Ristretto versus Espresso

Most people know what an espresso is – around 30ml (1 ounce) poured through ground coffee in around 30 seconds to produce a crema rich coffee that is has a little natural sweetness. This is also the base in most of the milk coffees – cafe latte, cappuccino, macchiato, and piccolo latte. But what, you may ask, is a Ristretto?

A Ristretto (ristricted in Italian) is the first part of the espresso shot. Usually around half the volume of a typical espresso, the Ristretto is richer, sweeter and has fewer of the harsh flavour compounds that come through in the later stage of the espresso pour.

Next time you’re at your favourite Espresso Bar, ask for a Double Ristretto – around the same volume as a standard espresso, but with twice the flavour!
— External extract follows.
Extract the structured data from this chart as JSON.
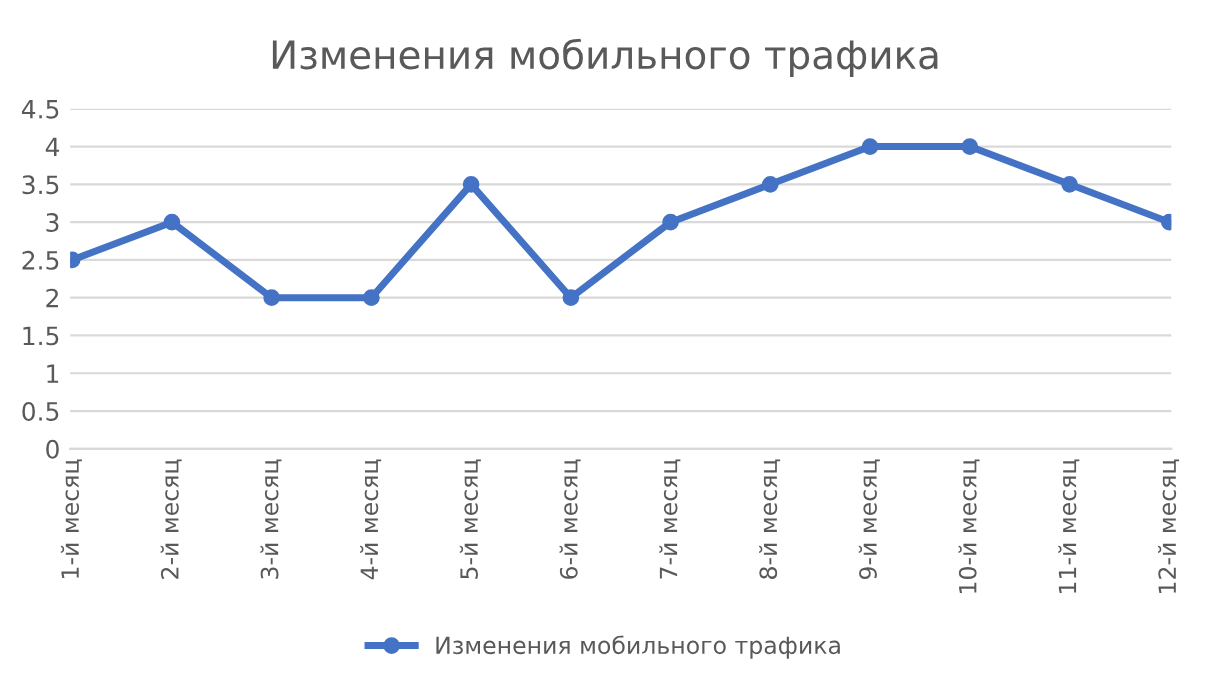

It also makes a more flavoursome base to cafe latte’s and cappuccinos.

5 Responses to “Ristretto versus Espresso”

  1. Good post. Personally, I prefer ristretto-like style, therefore my home espresso is always a little bit shorter than 25-30ml.
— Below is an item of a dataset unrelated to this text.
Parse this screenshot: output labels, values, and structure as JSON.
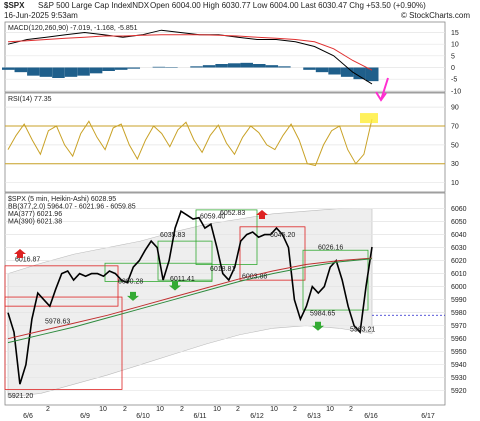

  2. Ristrettos it is, very nice. All my espressos turn out ristretto style, much more enjoyable.

    Good posting on the Silvia and the temperatures. I own a Silvia 2009 and is currently working on the consistency in the shots. I will not install a pid (yet) but is trying to work with the temp surf as much as possible.
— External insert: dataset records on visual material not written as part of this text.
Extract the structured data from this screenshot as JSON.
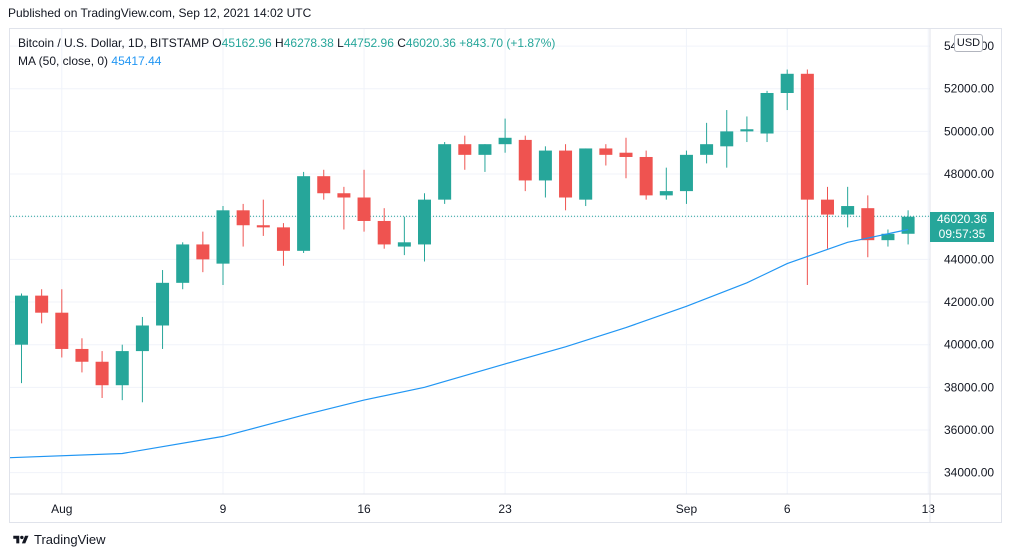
{
  "published": "Published on TradingView.com, Sep 12, 2021 14:02 UTC",
  "legend": {
    "symbol": "Bitcoin / U.S. Dollar, 1D, BITSTAMP",
    "o_label": "O",
    "o_value": "45162.96",
    "h_label": "H",
    "h_value": "46278.38",
    "l_label": "L",
    "l_value": "44752.96",
    "c_label": "C",
    "c_value": "46020.36",
    "change": "+843.70 (+1.87%)",
    "ma_label": "MA (50, close, 0)",
    "ma_value": "45417.44"
  },
  "currency_button": "USD",
  "price_tag": {
    "price": "46020.36",
    "countdown": "09:57:35"
  },
  "footer": {
    "brand": "TradingView",
    "logo_icon": "tradingview-logo-icon"
  },
  "colors": {
    "up": "#26a69a",
    "down": "#ef5350",
    "ma": "#2196f3",
    "grid": "#f0f3fa"
  },
  "chart_data": {
    "type": "candlestick",
    "y_ticks": [
      "54000.00",
      "52000.00",
      "50000.00",
      "48000.00",
      "46000.00",
      "44000.00",
      "42000.00",
      "40000.00",
      "38000.00",
      "36000.00",
      "34000.00"
    ],
    "ylim": [
      33000,
      54800
    ],
    "x_ticks": [
      {
        "label": "Aug",
        "index": 2
      },
      {
        "label": "9",
        "index": 10
      },
      {
        "label": "16",
        "index": 17
      },
      {
        "label": "23",
        "index": 24
      },
      {
        "label": "Sep",
        "index": 33
      },
      {
        "label": "6",
        "index": 38
      },
      {
        "label": "13",
        "index": 45
      }
    ],
    "candles": [
      {
        "o": 40000,
        "h": 42400,
        "l": 38200,
        "c": 42300
      },
      {
        "o": 42300,
        "h": 42600,
        "l": 41000,
        "c": 41500
      },
      {
        "o": 41500,
        "h": 42600,
        "l": 39400,
        "c": 39800
      },
      {
        "o": 39800,
        "h": 40300,
        "l": 38700,
        "c": 39200
      },
      {
        "o": 39200,
        "h": 39700,
        "l": 37500,
        "c": 38100
      },
      {
        "o": 38100,
        "h": 40000,
        "l": 37400,
        "c": 39700
      },
      {
        "o": 39700,
        "h": 41300,
        "l": 37300,
        "c": 40900
      },
      {
        "o": 40900,
        "h": 43500,
        "l": 39800,
        "c": 42900
      },
      {
        "o": 42900,
        "h": 44800,
        "l": 42600,
        "c": 44700
      },
      {
        "o": 44700,
        "h": 45300,
        "l": 43400,
        "c": 44000
      },
      {
        "o": 43800,
        "h": 46500,
        "l": 42800,
        "c": 46300
      },
      {
        "o": 46300,
        "h": 46600,
        "l": 44600,
        "c": 45600
      },
      {
        "o": 45600,
        "h": 46800,
        "l": 45100,
        "c": 45500
      },
      {
        "o": 45500,
        "h": 45700,
        "l": 43700,
        "c": 44400
      },
      {
        "o": 44400,
        "h": 48100,
        "l": 44300,
        "c": 47900
      },
      {
        "o": 47900,
        "h": 48200,
        "l": 46800,
        "c": 47100
      },
      {
        "o": 47100,
        "h": 47400,
        "l": 45400,
        "c": 46900
      },
      {
        "o": 46900,
        "h": 48200,
        "l": 45300,
        "c": 45800
      },
      {
        "o": 45800,
        "h": 46400,
        "l": 44500,
        "c": 44700
      },
      {
        "o": 44600,
        "h": 46000,
        "l": 44200,
        "c": 44800
      },
      {
        "o": 44700,
        "h": 47100,
        "l": 43900,
        "c": 46800
      },
      {
        "o": 46800,
        "h": 49500,
        "l": 46600,
        "c": 49400
      },
      {
        "o": 49400,
        "h": 49800,
        "l": 48200,
        "c": 48900
      },
      {
        "o": 48900,
        "h": 49400,
        "l": 48100,
        "c": 49400
      },
      {
        "o": 49400,
        "h": 50600,
        "l": 49000,
        "c": 49700
      },
      {
        "o": 49600,
        "h": 49800,
        "l": 47200,
        "c": 47700
      },
      {
        "o": 47700,
        "h": 49300,
        "l": 46900,
        "c": 49100
      },
      {
        "o": 49100,
        "h": 49400,
        "l": 46300,
        "c": 46900
      },
      {
        "o": 46800,
        "h": 49200,
        "l": 46500,
        "c": 49200
      },
      {
        "o": 49200,
        "h": 49400,
        "l": 48400,
        "c": 48900
      },
      {
        "o": 49000,
        "h": 49700,
        "l": 47800,
        "c": 48800
      },
      {
        "o": 48800,
        "h": 49100,
        "l": 46800,
        "c": 47000
      },
      {
        "o": 47000,
        "h": 48300,
        "l": 46800,
        "c": 47200
      },
      {
        "o": 47200,
        "h": 49100,
        "l": 46600,
        "c": 48900
      },
      {
        "o": 48900,
        "h": 50400,
        "l": 48500,
        "c": 49400
      },
      {
        "o": 49300,
        "h": 51000,
        "l": 48300,
        "c": 50000
      },
      {
        "o": 50000,
        "h": 50700,
        "l": 49500,
        "c": 50100
      },
      {
        "o": 49900,
        "h": 51900,
        "l": 49500,
        "c": 51800
      },
      {
        "o": 51800,
        "h": 52900,
        "l": 51000,
        "c": 52700
      },
      {
        "o": 52700,
        "h": 52900,
        "l": 42800,
        "c": 46800
      },
      {
        "o": 46800,
        "h": 47400,
        "l": 44500,
        "c": 46100
      },
      {
        "o": 46100,
        "h": 47400,
        "l": 45500,
        "c": 46500
      },
      {
        "o": 46400,
        "h": 47000,
        "l": 44100,
        "c": 44900
      },
      {
        "o": 44900,
        "h": 45400,
        "l": 44600,
        "c": 45200
      },
      {
        "o": 45200,
        "h": 46300,
        "l": 44700,
        "c": 46000
      }
    ],
    "ma_x": [
      0,
      5,
      10,
      14,
      17,
      20,
      24,
      27,
      30,
      33,
      36,
      38,
      41,
      44
    ],
    "ma_y": [
      34700,
      34900,
      35700,
      36700,
      37400,
      38000,
      39100,
      39900,
      40800,
      41800,
      42900,
      43800,
      44800,
      45400
    ],
    "last_price": 46020.36
  }
}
    Have you changed your OPV anything on your Silvia? I’ve read about measuring the flow from the OPV with a blind filter, but havent got that much more info on that. And running it with the blind filter in for 30 secs or so doesnt sound that great for the pump.

    Input appreciated.

  3. Thanks Charlie,
    I was looking for a simple version of definition for Restretto. and in fact, your description simply the best. Thank you so much

  4. Excellent post. Told me exactly what I wanted to know about both the expresso and ristretto. Now I’m going to have to give it a try.

  5. LondonVisitor Says:

    I prefer Ristretto over Espresso for its full flavour, less acidity and natural sweetness instead of bitterness. I like it both as Piccolo or Macchiato.